Ce que ces chiffres disent du potentiel : de l'ordre de 80 maisons individuelles, 275 diagnostics publiés pour 1 000 résidences principales, environ 67 logements occupés par leur propriétaire. Ce volume ne préjuge d'aucune éligibilité individuelle : il indique seulement où se concentrent, à Pothières, les situations où le scénario décrit sur cette page a le plus de chances d'être pertinent.
La zone climatique n'est pas un détail administratif : à Pothières, en zone H1c, la base conventionnelle retenue est de 250 kWh/m²/an. C'est elle qui fixe le retour sur investissement de l'isolation du plancher bas et qui explique qu'un même ouvrage soit prioritaire ici et secondaire dans une zone plus tempérée.
Ne signez rien avant l'accord : sur l'isolation du plancher bas à Pothières, l'antériorité du dossier est une condition d'éligibilité, pas une formalité. L'enjeu se chiffre à 32 000 € pour un profil très modeste et 18 000 € pour un profil intermédiaire.
Deux classes ou trois, la différence est d'abord financière : 30 000 € HT contre 40 000 € HT d'assiette à Pothières.

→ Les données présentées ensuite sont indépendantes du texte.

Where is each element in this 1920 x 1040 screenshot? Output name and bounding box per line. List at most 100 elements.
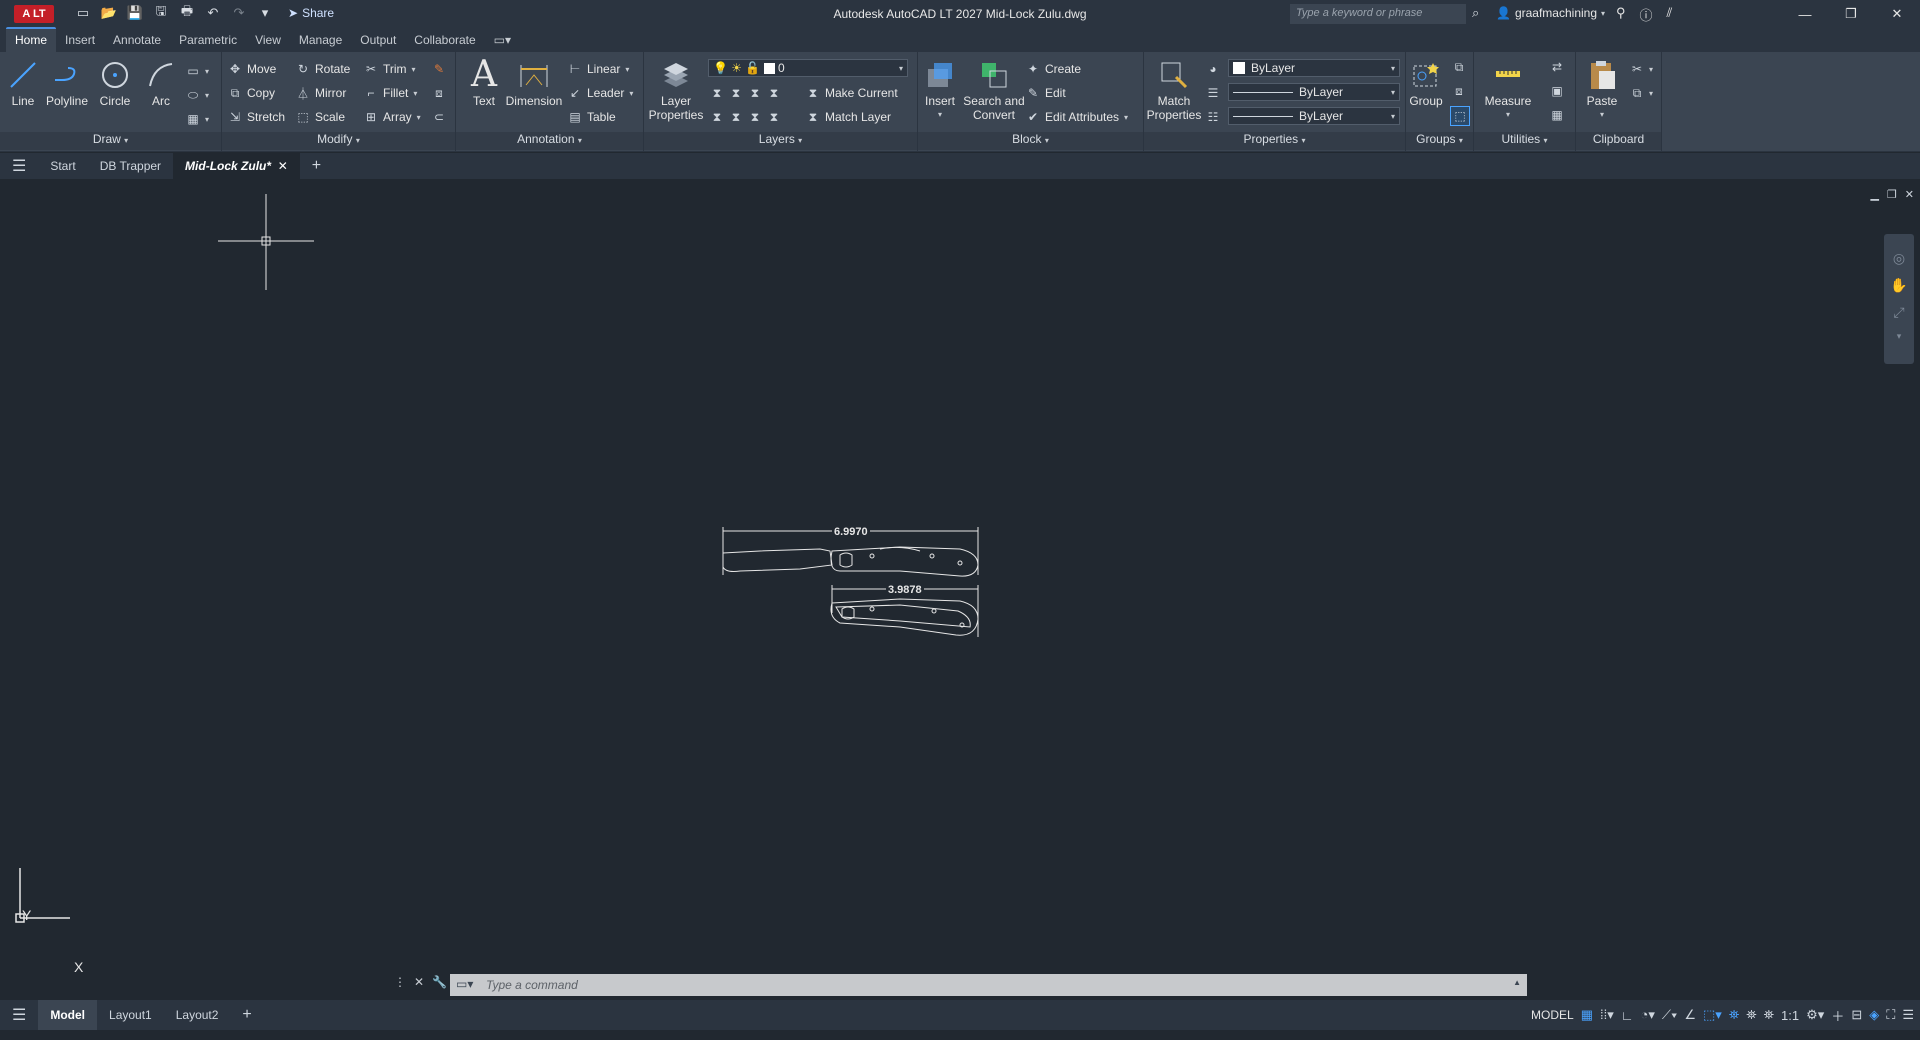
close-command-icon[interactable]: ✕ — [414, 975, 424, 989]
draw-panel-title[interactable]: Draw ▾ — [0, 132, 221, 150]
measure-button[interactable]: Measure ▾ — [1478, 58, 1538, 122]
dimension-button[interactable]: Dimension — [502, 58, 566, 108]
customize-wrench-icon[interactable]: 🔧 — [432, 975, 447, 989]
hatch-icon[interactable]: ▦ ▾ — [186, 110, 209, 128]
fullscreen-icon[interactable]: ⛶ — [1886, 1007, 1895, 1023]
create-block-button[interactable]: ✦ Create — [1026, 60, 1081, 78]
leader-button[interactable]: ↙ Leader ▾ — [568, 84, 633, 102]
copy-button[interactable]: ⧉ Copy — [228, 84, 275, 102]
erase-icon[interactable]: ✎ — [432, 60, 446, 78]
annotation-visibility-icon[interactable]: ⛯ — [1729, 1007, 1739, 1023]
file-tab-mid-lock-zulu[interactable]: Mid-Lock Zulu* ✕ — [173, 153, 300, 179]
annotation-scale-icon[interactable]: ⛯ — [1764, 1007, 1774, 1023]
layer-tools-row-2[interactable]: ⧗ ⧗ ⧗ ⧗ — [710, 108, 781, 126]
command-input[interactable]: ▭▾ Type a command ▲ — [450, 974, 1527, 996]
dimension-handle-length[interactable]: 3.9878 — [886, 584, 924, 596]
linetype-dropdown[interactable]: ByLayer ▾ — [1228, 107, 1400, 125]
polyline-button[interactable]: Polyline — [44, 58, 90, 108]
arc-button[interactable]: Arc — [144, 58, 178, 108]
isolate-objects-icon[interactable]: ◈ — [1869, 1007, 1879, 1023]
layer-properties-button[interactable]: Layer Properties — [649, 58, 703, 122]
restore-icon[interactable]: ❐ — [1828, 0, 1874, 28]
customization-menu-icon[interactable]: ☰ — [1902, 1007, 1914, 1023]
lineweight-dropdown[interactable]: ByLayer ▾ — [1228, 83, 1400, 101]
share-button[interactable]: ➤ Share — [288, 6, 334, 20]
model-space-button[interactable]: MODEL — [1531, 1008, 1574, 1022]
minimize-icon[interactable]: — — [1782, 0, 1828, 28]
units-icon[interactable]: ⊟ — [1851, 1007, 1862, 1023]
layer-dropdown[interactable]: 💡 ☀ 🔓 0 ▾ — [708, 59, 908, 77]
array-button[interactable]: ⊞ Array ▾ — [364, 108, 421, 126]
rotate-button[interactable]: ↻ Rotate — [296, 60, 350, 78]
ellipse-icon[interactable]: ⬭ ▾ — [186, 86, 209, 104]
polar-icon[interactable]: ◔▾ — [1641, 1007, 1655, 1023]
chevron-down-icon[interactable]: ▾ — [1897, 331, 1902, 342]
grid-icon[interactable]: ▦ — [1581, 1007, 1593, 1023]
annotation-panel-title[interactable]: Annotation ▾ — [456, 132, 643, 150]
circle-button[interactable]: Circle — [98, 58, 132, 108]
fillet-button[interactable]: ⌐ Fillet ▾ — [364, 84, 417, 102]
linear-button[interactable]: ⊢ Linear ▾ — [568, 60, 630, 78]
mirror-button[interactable]: ⏃ Mirror — [296, 84, 346, 102]
new-icon[interactable]: ▭ — [74, 4, 92, 22]
edit-block-button[interactable]: ✎ Edit — [1026, 84, 1066, 102]
ungroup-icon[interactable]: ⧉ — [1452, 60, 1466, 74]
rectangle-icon[interactable]: ▭ ▾ — [186, 62, 209, 80]
tab-output[interactable]: Output — [351, 29, 405, 52]
layer-tools-row-1[interactable]: ⧗ ⧗ ⧗ ⧗ — [710, 84, 781, 102]
group-select-icon[interactable]: ⬚ — [1450, 106, 1470, 126]
layout-tab-layout1[interactable]: Layout1 — [97, 1000, 164, 1030]
close-tab-icon[interactable]: ✕ — [278, 159, 288, 173]
paste-button[interactable]: Paste ▾ — [1580, 58, 1624, 122]
calculator-icon[interactable]: ▦ — [1550, 108, 1564, 122]
layout-tab-model[interactable]: Model — [38, 1000, 98, 1030]
file-tab-db-trapper[interactable]: DB Trapper — [88, 153, 173, 179]
chevron-up-icon[interactable]: ▲ — [1513, 978, 1521, 987]
table-button[interactable]: ▤ Table — [568, 108, 615, 126]
lineweight-icon[interactable]: ☰ — [1206, 86, 1220, 100]
color-wheel-icon[interactable]: ◕ — [1206, 62, 1220, 76]
copy-clip-icon[interactable]: ⧉ ▾ — [1630, 84, 1653, 102]
isodraft-icon[interactable]: ⟋▾ — [1662, 1007, 1677, 1023]
select-all-icon[interactable]: ▣ — [1550, 84, 1564, 98]
save-as-icon[interactable]: 🖫 — [152, 3, 170, 22]
help-icon[interactable]: ⓘ — [1640, 5, 1653, 24]
tab-manage[interactable]: Manage — [290, 29, 351, 52]
dimension-overall-length[interactable]: 6.9970 — [832, 526, 870, 538]
modify-panel-title[interactable]: Modify ▾ — [222, 132, 455, 150]
search-icon[interactable]: ⌕ — [1472, 5, 1479, 21]
recent-commands-icon[interactable]: ▭▾ — [456, 977, 473, 991]
match-layer-button[interactable]: ⧗ Match Layer — [806, 108, 891, 126]
add-layout-icon[interactable]: + — [230, 1000, 263, 1030]
snap-icon[interactable]: ⁞⁞▾ — [1600, 1007, 1614, 1023]
zoom-extents-icon[interactable]: ⤢ — [1893, 304, 1904, 321]
explode-icon[interactable]: ⧈ — [432, 84, 446, 102]
app-logo-button[interactable]: A LT — [14, 5, 54, 23]
close-icon[interactable]: ✕ — [1874, 0, 1920, 28]
drawing-canvas[interactable]: ▁ ❐ ✕ 6.9970 3.9878 Y X ◎ ✋ ⤢ ▾ — [0, 179, 1920, 975]
ortho-icon[interactable]: ∟ — [1621, 1008, 1634, 1023]
object-snap-icon[interactable]: ⬚▾ — [1703, 1007, 1722, 1023]
offset-icon[interactable]: ⊂ — [432, 108, 446, 126]
utilities-panel-title[interactable]: Utilities ▾ — [1474, 132, 1575, 150]
auto-scale-icon[interactable]: ⛯ — [1746, 1007, 1756, 1023]
quick-select-icon[interactable]: ⇄ — [1550, 60, 1564, 74]
layout-menu-icon[interactable]: ☰ — [0, 1000, 38, 1030]
move-button[interactable]: ✥ Move — [228, 60, 276, 78]
layout-tab-layout2[interactable]: Layout2 — [164, 1000, 231, 1030]
match-properties-button[interactable]: Match Properties — [1146, 58, 1202, 122]
cut-icon[interactable]: ✂ ▾ — [1630, 60, 1653, 78]
grip-handle-icon[interactable]: ⋮ — [394, 975, 406, 989]
text-button[interactable]: A Text — [464, 57, 504, 109]
annotation-scale-value[interactable]: 1:1 — [1781, 1008, 1799, 1023]
tab-parametric[interactable]: Parametric — [170, 29, 246, 52]
clipboard-panel-title[interactable]: Clipboard — [1576, 132, 1661, 150]
undo-icon[interactable]: ↶ — [204, 4, 222, 22]
customize-icon[interactable]: ▾ — [256, 4, 274, 22]
tab-home[interactable]: Home — [6, 27, 57, 52]
layers-panel-title[interactable]: Layers ▾ — [644, 132, 917, 150]
stretch-button[interactable]: ⇲ Stretch — [228, 108, 285, 126]
linetype-icon[interactable]: ☷ — [1206, 110, 1220, 124]
block-panel-title[interactable]: Block ▾ — [918, 132, 1143, 150]
user-account-menu[interactable]: 👤 graafmachining ▾ — [1496, 6, 1605, 20]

Le plancher bas pesant environ 2 750 €, il reste à comparer le coût du lot supplémentaire au gain d'aide obtenu en franchissant le palier.
Une seule ligne du devis engage réellement l'entreprise : celle qui porte R ≥ 3 m².K/W en sous-face sur local non chauffé. Pour l'isolation du plancher bas à Pothières, exiger sa présence écrite vaut mieux que toute garantie orale, car c'est cette valeur que l'organisme instructeur contrôle avant de solder le dossier.
Trois pièces décident du versement à Pothières : le devis portant R ≥ 3 m².K/W en sous-face sur local non chauffé, l'attestation RGE de un isolateur intervenant en sous-sol et le contrôle de continuité en périphérie. Leur absence ne fait pas perdre le droit à l'aide — jusqu'à 32 000 € — mais elle en gèle le paiement.
La part de propriétaires occupants — 84 % à Pothières — dessine le volume de projets réellement engageables à court terme sur l'isolation du plancher bas, soit environ 67 logements. Le reste du parc suppose un montage locatif, avec ses propres conditions d'éligibilité.
La logistique dépend de la densité : 189 habitants pour 80 résidences principales à Pothières. Cette densité conditionne l'emprise de stationnement, l'autorisation de voirie et le stockage des matériaux nécessaires à l'isolation du plancher bas, trois postes que les devis les moins précis oublient de chiffrer.